If no one replies till tomorrow, i will update you. If you get an answer then it is great. Let me figure this out in lab.

Regards,

Kanwal

Hi,

Please try this:

class-map match-all BYPASS
  2 match virtual-address 193.0.0.0 any-------------->This is your desired public server on internet

class-map type generic match-all SOURCEL7
  2 match source-address 192.168.25.89 255.255.255.255--->This is your desired source from LAN.

policy-map type loadbalance generic first-match Bypass

  class SOURCEL7

    forward

policy-map multi-match PM_BYPASS_SOURCE

class BYPASS---------------------------------------------------->Should be above 80 and 443 class maps.

loadbalance policy Bypass

loadbalance vip inservice

Try this and let me know please.

Regards,

Kanwal

Hi,

I tried but didnt work for me. I am trying to bypass cisco.com.

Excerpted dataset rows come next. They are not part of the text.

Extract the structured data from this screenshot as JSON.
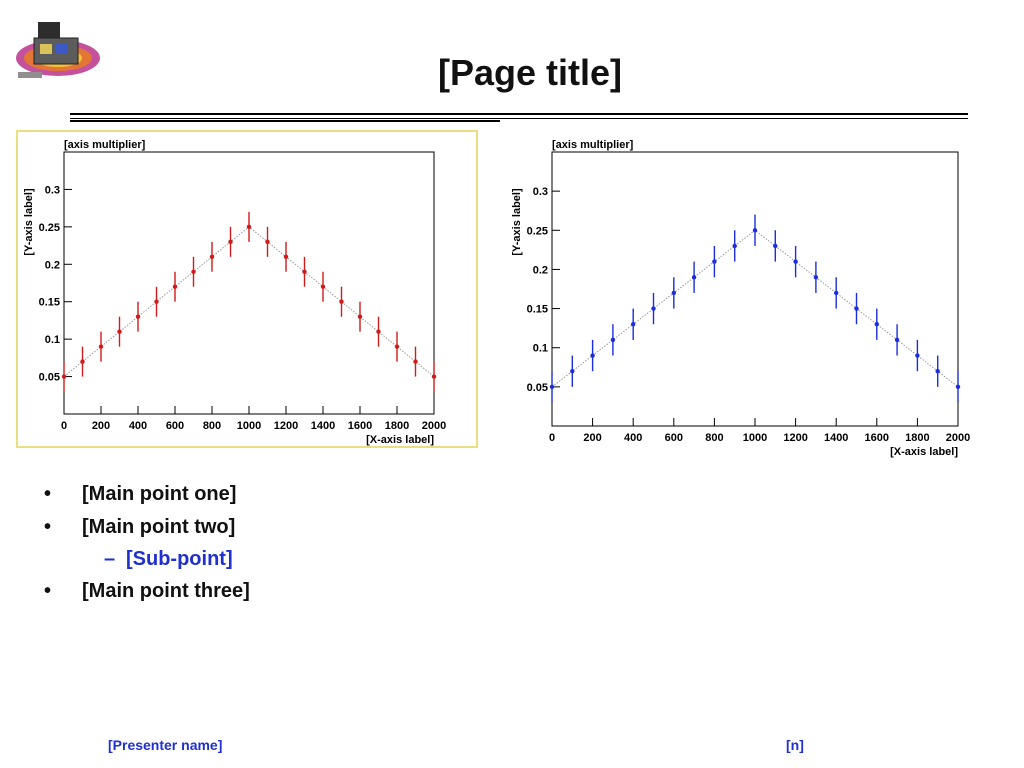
{
  "slide": {
    "title": "[Page title]",
    "bullets": [
      {
        "kind": "main",
        "text": "[Main point one]"
      },
      {
        "kind": "main",
        "text": "[Main point two]"
      },
      {
        "kind": "sub",
        "text": "[Sub-point]"
      },
      {
        "kind": "main",
        "text": "[Main point three]"
      }
    ],
    "footer": {
      "author": "[Presenter name]",
      "page": "[n]"
    }
  },
  "icons": [
    "satellite-logo-icon"
  ],
  "colors": {
    "text": "#111111",
    "accent_blue": "#1f2fd0",
    "panel_border": "#e9de82",
    "point_red": "#d11a1a",
    "point_blue": "#1a2de0"
  },
  "chart_data": [
    {
      "type": "scatter",
      "title": "",
      "xlabel": "[X-axis label]",
      "ylabel": "[Y-axis label]",
      "exponent_label": "[axis multiplier]",
      "xlim": [
        0,
        2000
      ],
      "ylim": [
        0,
        0.35
      ],
      "xticks": [
        0,
        200,
        400,
        600,
        800,
        1000,
        1200,
        1400,
        1600,
        1800,
        2000
      ],
      "yticks": [
        0.05,
        0.1,
        0.15,
        0.2,
        0.25,
        0.3
      ],
      "series": [
        {
          "x": [
            0,
            100,
            200,
            300,
            400,
            500,
            600,
            700,
            800,
            900,
            1000,
            1100,
            1200,
            1300,
            1400,
            1500,
            1600,
            1700,
            1800,
            1900,
            2000
          ],
          "y": [
            0.05,
            0.07,
            0.09,
            0.11,
            0.13,
            0.15,
            0.17,
            0.19,
            0.21,
            0.23,
            0.25,
            0.23,
            0.21,
            0.19,
            0.17,
            0.15,
            0.13,
            0.11,
            0.09,
            0.07,
            0.05
          ],
          "err": [
            0.02,
            0.02,
            0.02,
            0.02,
            0.02,
            0.02,
            0.02,
            0.02,
            0.02,
            0.02,
            0.02,
            0.02,
            0.02,
            0.02,
            0.02,
            0.02,
            0.02,
            0.02,
            0.02,
            0.02,
            0.02
          ]
        }
      ]
    },
    {
      "type": "scatter",
      "title": "",
      "xlabel": "[X-axis label]",
      "ylabel": "[Y-axis label]",
      "exponent_label": "[axis multiplier]",
      "xlim": [
        0,
        2000
      ],
      "ylim": [
        0,
        0.35
      ],
      "xticks": [
        0,
        200,
        400,
        600,
        800,
        1000,
        1200,
        1400,
        1600,
        1800,
        2000
      ],
      "yticks": [
        0.05,
        0.1,
        0.15,
        0.2,
        0.25,
        0.3
      ],
      "series": [
        {
          "x": [
            0,
            100,
            200,
            300,
            400,
            500,
            600,
            700,
            800,
            900,
            1000,
            1100,
            1200,
            1300,
            1400,
            1500,
            1600,
            1700,
            1800,
            1900,
            2000
          ],
          "y": [
            0.05,
            0.07,
            0.09,
            0.11,
            0.13,
            0.15,
            0.17,
            0.19,
            0.21,
            0.23,
            0.25,
            0.23,
            0.21,
            0.19,
            0.17,
            0.15,
            0.13,
            0.11,
            0.09,
            0.07,
            0.05
          ],
          "err": [
            0.02,
            0.02,
            0.02,
            0.02,
            0.02,
            0.02,
            0.02,
            0.02,
            0.02,
            0.02,
            0.02,
            0.02,
            0.02,
            0.02,
            0.02,
            0.02,
            0.02,
            0.02,
            0.02,
            0.02,
            0.02
          ]
        }
      ]
    }
  ]
}
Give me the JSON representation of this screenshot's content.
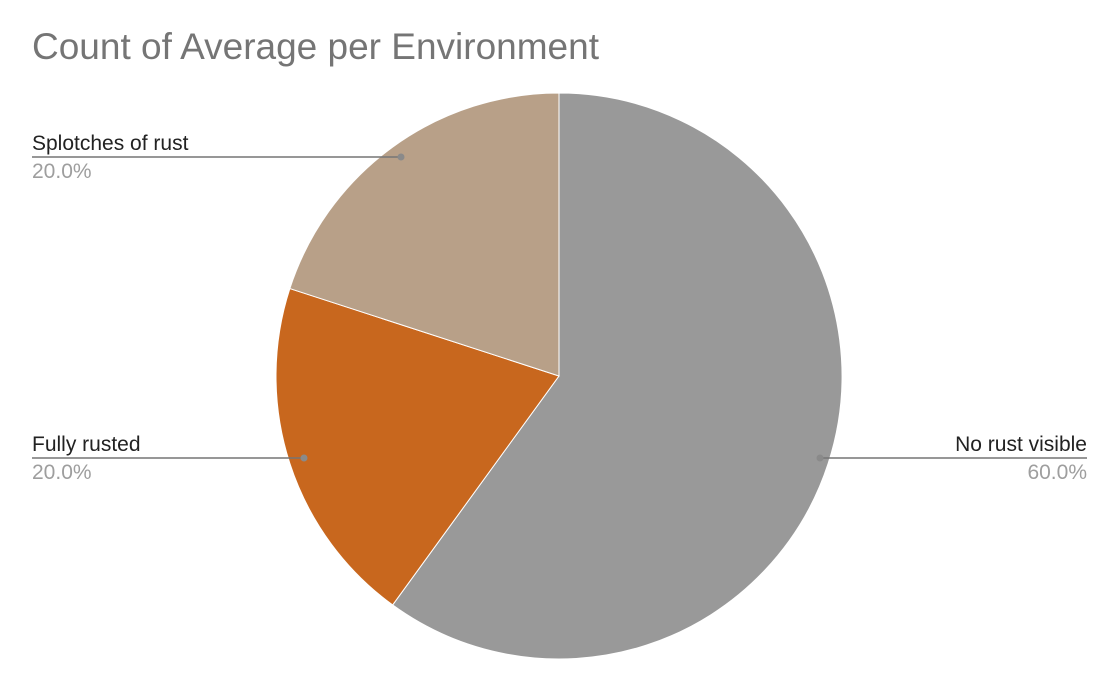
{
  "chart_data": {
    "type": "pie",
    "title": "Count of Average per Environment",
    "slices": [
      {
        "label": "No rust visible",
        "value": 60.0,
        "percent_label": "60.0%",
        "color": "#999999"
      },
      {
        "label": "Fully rusted",
        "value": 20.0,
        "percent_label": "20.0%",
        "color": "#c8671e"
      },
      {
        "label": "Splotches of rust",
        "value": 20.0,
        "percent_label": "20.0%",
        "color": "#b8a088"
      }
    ],
    "start_angle": "12 o'clock, clockwise",
    "label_style": "callout lines with name and percent",
    "legend": "none"
  }
}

Bleow is the configuraiton.

class-map match-all CM_BYPASS_SOURCE
  2 match virtual-address 198.133.219.25 any

class-map type generic match-all CM_BYPASS_USERS
  2 match source-address 192.168.80.89 255.255.255.255

policy-map type loadbalance generic first-match PM_L7_BYPASS_USERS
  class CM_BYPASS_USERS
    forward

policy-map multi-match PM_BYPASS_SOURCE
  class CM_BYPASS_SOURCE
    loadbalance vip inservice
    loadbalance policy PM_L7_BYPASS_USERS

interface vlan 300
 
  service-policy input PM_BYPASS_SOURCE
  service-policy input PM_MAIN_BCPROXY
 

show service-policy PM_BYPASS_SOURCE detail

Status     : ACTIVE
Description: -----------------------------------------
Interface: vlan 1 300
  service-policy: PM_BYPASS_SOURCE
    class: CM_BYPASS_SOURCE
     VIP Address:    Protocol:  Port:
     198.133.219.25  any
      loadbalance:
        L7 loadbalance policy: PM_L7_BYPASS_USERS
        VIP ICMP Reply       : DISABLED
        VIP State: INSERVICE
        curr conns       : 0         , hit count        : 0        
        dropped conns    : 0        
        client pkt count : 0         , client byte count: 0                  
        server pkt count : 0         , server byte count: 0                  
        conn-rate-limit      : 0         , drop-count : 0        
        bandwidth-rate-limit : 0         , drop-count : 0        
        L7 Loadbalance policy : PM_L7_BYPASS_USERS
          class/match : CM_BYPASS_USERS
            LB action : forward
            hit count        : 0        
            dropped conns    : 0        
            compression      : off
      compression:
        bytes_in  : 0                  
        bytes_out : 0                  
        Compression ratio : 0.00%

One more thing, I need to add more public Destination and more source IP addresses. So I will create the class-map with match any so that I can more IP address.

Please advise.

Hi,

Have you applied this policy to correct interface?

Also, if possible can you send me the complete output of show running-config?

Regards,

Kanwal

Hi,

Please find attached.

Hi,

Appreciate assistance on this configure issue.